À propos des indignés d’Ambérieu

mardi 10 février 2015
par  Gia

Les militant-e-s de la CLA partagent un projet commun et se reconnaissent dans les principes fondateurs de notre coordination. Nous ne sommes pas pour autant une organisation monolithique : nous pouvons avoir des points de vue différents sur les mouvements sociaux auxquels nous participons. C’est pourquoi nous publions deux articles sur le mouvement des indignés d’Ambérieu.

Aoûti 2011

Un peu partout en France, à l’image du mouvement du 15 mai espagnol, se sont tenus des rassemblements pour la démocratie réelle.

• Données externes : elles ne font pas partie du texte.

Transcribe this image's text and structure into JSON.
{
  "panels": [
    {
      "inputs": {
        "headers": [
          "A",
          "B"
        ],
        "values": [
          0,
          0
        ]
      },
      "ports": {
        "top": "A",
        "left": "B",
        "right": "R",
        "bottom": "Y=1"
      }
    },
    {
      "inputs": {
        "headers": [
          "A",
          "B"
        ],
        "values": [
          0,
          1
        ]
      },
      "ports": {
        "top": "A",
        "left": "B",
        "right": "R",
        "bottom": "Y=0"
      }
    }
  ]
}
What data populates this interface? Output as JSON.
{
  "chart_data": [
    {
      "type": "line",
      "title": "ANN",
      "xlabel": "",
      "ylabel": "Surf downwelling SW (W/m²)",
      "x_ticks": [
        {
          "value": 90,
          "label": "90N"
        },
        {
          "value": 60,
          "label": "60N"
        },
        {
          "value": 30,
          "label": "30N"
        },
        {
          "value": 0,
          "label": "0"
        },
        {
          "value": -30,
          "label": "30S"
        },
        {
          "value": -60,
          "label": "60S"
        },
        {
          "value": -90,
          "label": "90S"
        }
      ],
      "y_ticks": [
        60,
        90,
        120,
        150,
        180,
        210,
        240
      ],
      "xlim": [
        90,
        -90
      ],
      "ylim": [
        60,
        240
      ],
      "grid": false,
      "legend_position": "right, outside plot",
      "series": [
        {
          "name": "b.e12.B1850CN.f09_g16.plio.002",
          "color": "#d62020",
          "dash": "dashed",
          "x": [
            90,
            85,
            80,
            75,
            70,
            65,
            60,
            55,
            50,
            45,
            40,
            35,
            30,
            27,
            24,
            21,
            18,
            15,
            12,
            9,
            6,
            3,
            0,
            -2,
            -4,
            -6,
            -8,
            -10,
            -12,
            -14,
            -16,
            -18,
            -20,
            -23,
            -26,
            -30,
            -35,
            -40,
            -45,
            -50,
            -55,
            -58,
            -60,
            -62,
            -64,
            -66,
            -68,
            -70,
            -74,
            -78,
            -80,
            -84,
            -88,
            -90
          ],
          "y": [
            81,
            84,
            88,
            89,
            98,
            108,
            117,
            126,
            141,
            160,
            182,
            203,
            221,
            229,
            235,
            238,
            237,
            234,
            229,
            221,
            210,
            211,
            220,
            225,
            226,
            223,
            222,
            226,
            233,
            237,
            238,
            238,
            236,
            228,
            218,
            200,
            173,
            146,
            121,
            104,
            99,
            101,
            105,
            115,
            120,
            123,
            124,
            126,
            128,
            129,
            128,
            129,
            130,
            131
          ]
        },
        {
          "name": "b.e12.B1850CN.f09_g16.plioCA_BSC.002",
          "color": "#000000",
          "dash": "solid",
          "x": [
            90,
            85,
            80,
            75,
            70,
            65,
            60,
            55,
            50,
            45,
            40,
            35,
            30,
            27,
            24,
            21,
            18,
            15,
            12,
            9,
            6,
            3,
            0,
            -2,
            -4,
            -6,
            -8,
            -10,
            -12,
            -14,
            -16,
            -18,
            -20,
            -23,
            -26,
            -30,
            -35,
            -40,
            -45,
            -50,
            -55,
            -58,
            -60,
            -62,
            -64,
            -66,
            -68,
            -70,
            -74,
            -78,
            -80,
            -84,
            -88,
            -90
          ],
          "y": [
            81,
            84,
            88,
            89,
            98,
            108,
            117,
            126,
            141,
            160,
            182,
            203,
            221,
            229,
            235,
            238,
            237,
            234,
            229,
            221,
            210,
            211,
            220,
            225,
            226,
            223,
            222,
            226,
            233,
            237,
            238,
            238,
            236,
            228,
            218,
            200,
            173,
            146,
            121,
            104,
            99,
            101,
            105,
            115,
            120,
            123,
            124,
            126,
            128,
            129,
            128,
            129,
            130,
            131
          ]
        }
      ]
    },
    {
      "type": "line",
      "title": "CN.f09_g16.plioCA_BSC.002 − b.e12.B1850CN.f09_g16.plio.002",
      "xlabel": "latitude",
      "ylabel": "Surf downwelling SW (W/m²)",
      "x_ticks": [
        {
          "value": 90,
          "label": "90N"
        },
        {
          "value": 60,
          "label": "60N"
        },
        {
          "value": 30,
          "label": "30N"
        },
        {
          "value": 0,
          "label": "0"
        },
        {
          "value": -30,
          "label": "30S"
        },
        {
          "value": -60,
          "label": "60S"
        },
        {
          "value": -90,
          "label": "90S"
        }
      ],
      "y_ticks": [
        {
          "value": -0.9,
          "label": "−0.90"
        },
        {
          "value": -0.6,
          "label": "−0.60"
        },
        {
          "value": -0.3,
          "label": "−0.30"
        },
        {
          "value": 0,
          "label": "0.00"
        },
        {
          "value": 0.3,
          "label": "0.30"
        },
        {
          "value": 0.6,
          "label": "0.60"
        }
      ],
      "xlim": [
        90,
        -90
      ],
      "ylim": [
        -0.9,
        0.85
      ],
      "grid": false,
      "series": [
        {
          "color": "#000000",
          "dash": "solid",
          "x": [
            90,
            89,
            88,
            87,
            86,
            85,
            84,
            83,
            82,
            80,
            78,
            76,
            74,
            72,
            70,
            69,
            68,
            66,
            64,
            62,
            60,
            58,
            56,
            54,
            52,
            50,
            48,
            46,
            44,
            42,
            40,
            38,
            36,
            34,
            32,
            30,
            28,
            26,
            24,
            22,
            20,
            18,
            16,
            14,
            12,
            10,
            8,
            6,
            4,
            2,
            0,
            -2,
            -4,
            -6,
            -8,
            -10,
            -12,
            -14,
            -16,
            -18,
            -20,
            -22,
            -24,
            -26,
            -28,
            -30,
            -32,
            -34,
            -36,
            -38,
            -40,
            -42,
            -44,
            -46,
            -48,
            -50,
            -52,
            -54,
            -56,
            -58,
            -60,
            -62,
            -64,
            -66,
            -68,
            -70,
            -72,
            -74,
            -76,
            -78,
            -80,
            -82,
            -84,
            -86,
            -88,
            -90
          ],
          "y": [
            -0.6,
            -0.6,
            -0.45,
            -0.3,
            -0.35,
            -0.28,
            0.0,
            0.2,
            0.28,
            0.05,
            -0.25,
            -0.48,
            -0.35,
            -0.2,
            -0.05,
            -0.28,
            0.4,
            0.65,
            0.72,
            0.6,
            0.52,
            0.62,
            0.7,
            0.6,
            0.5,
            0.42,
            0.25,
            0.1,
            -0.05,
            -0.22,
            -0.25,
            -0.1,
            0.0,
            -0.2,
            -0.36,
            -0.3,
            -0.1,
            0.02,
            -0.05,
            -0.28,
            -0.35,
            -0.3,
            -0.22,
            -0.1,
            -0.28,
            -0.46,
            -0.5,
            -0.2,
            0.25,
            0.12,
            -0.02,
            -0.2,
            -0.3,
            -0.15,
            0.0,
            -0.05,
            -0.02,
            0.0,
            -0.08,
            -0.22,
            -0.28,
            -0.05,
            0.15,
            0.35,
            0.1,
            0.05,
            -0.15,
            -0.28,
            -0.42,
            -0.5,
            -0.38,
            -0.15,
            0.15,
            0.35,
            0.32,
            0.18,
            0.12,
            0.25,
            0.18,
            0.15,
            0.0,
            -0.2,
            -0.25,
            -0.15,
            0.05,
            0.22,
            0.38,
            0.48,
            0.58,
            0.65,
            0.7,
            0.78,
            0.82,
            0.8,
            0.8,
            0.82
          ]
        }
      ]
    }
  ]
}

En référence à Stéphane Hessel, les participant-e-s ont pris le nom d’indignés. Après Paris, Lyon et d’autres villes de Fance, Ambérieu-en-Bugey a vu l’espace public s’ouvrir aux indignés. Même si l’échelle est différente (une cinquantaine de personnes au maximum), le mouvement ambarrois présente des points communs avec les assemblées qui ont émergé dans d’autres communes. On y trouve à la fois des éléments qui peuvent intéresser le mouvement libertaire et d’autres plus discutables.

Quel est l’intérêt de ces rassemblements ?

La caractéristique la plus marquante et la plus intéressante de ces assemblées réside dans le souci d’auto-organisation qui s’est manifesté dès le début. Les individus qui se sont regroupés sur les places ont essayé de faire vivre une certaine forme de démocratie directe : liberté de parole, prises de décisions collectives, refus de tout leadership. C’est grâce à cette liberté qu’ont pu se rencontrer des personnes issues de différents milieux et sans expérience militante. Les assemblées (quotidiennes, puis hebdomadaires) ont ainsi permis l’échange d’idées et la confrontation de points de vue. Malgré la diversité des positions qui se sont exprimées, deux points ont fait l’unanimité lors de ces rassemblements : (1) la volonté d’indépendance envers les partis politiques et les syndicats ; (2) le désir de trouver des solutions nouvelles pour transformer le monde. Il y a donc, dans ce mouvement des indignés, une tendance spontanément libertaire qui suscite tout notre intérêt. Cependant, il présente aussi certaines limites qui risquent de peser sur son avenir.

Quelles sont les limites de ce mouvement ?

En premier lieu, le mouvement des indignés est apparu de façon artificielle, à l’imitation du mouvement espagnol, sans être ancré dans des luttes existantes. De ce fait, les questions se sont souvent posées de façon abstraite et non dans la dynamique d’un conflit. S’il ne s’agit pas pour nous d’opposer différentes formes d’action, il nous semble néanmoins utile d’établir une comparaison avec le Collectif départemental pour la grève générale. Ce dernier s’est constitué en 2009 lors d’un mouvement de grève. Au cours des assemblées générales, la démocratie directe, l’auto-organisation ont été mises en débat de façon concrète et non abstraite : il s’agissait de prendre des décisions collectives pour radicaliser et étendre une lutte en s’opposant aux diktats des bureaucraties syndicales. Or, pour beaucoup d’indignés, la démocratie directe n’a été abordée que sous son angle le plus formel, c’est-à-dire comme une forme qui serait indépendante de son contenu. Certes, il est essentiel que les individus débattent et prennent des décisions collectives, mais pour décider quoi ? Dans quel but ? C’est dans cette absence de perspective claire que nous semble résider une des limites de ce mouvement d’indignation. La cause est à chercher dans sa dimension citoyenne (et, là encore, la référence implicite à Hessel semble évidente). S’affirmer comme citoyen, c’est se définir comme membre de la communauté politique. Or, dans une société divisée en classes sociales antagoniques, il n’existe pas de communauté politique. Il n’existe que des intérêts de classe, que le citoyennisme vise précisément à masquer. C’est dans le cadre de la lutte des classes, de la lutte du prolétariat contre le capital, que les concepts de démocratie directe ou d’autogestion prennent tout leur sens.

En refusant de s’inscrire dans une perspective de classes, le mouvement des citoyens indignés oscille entre des revendications social-démocrates (démocratie participative, contrôle citoyen, taxation des richesses) et un projet libertaire (communisme, autogestion, abolition de l’État).

Et les militant-e-s de la CLA ?

En tant que militant-e-s libertaires, nous ne saurions nous cantonner au rôle d’observateurs extérieurs des luttes en cours. La CLA a participé et participera aux rassemblements des indignés. Notre présence lors des débats doit viser : (1) à faire connaître nos idées (autogestion, lutte des classes, communisme libertaire, etc.) ; et (2) à aider dans la mesure du possible à la convergence avec les luttes en cours (dans les entreprises locales ou das les services publics).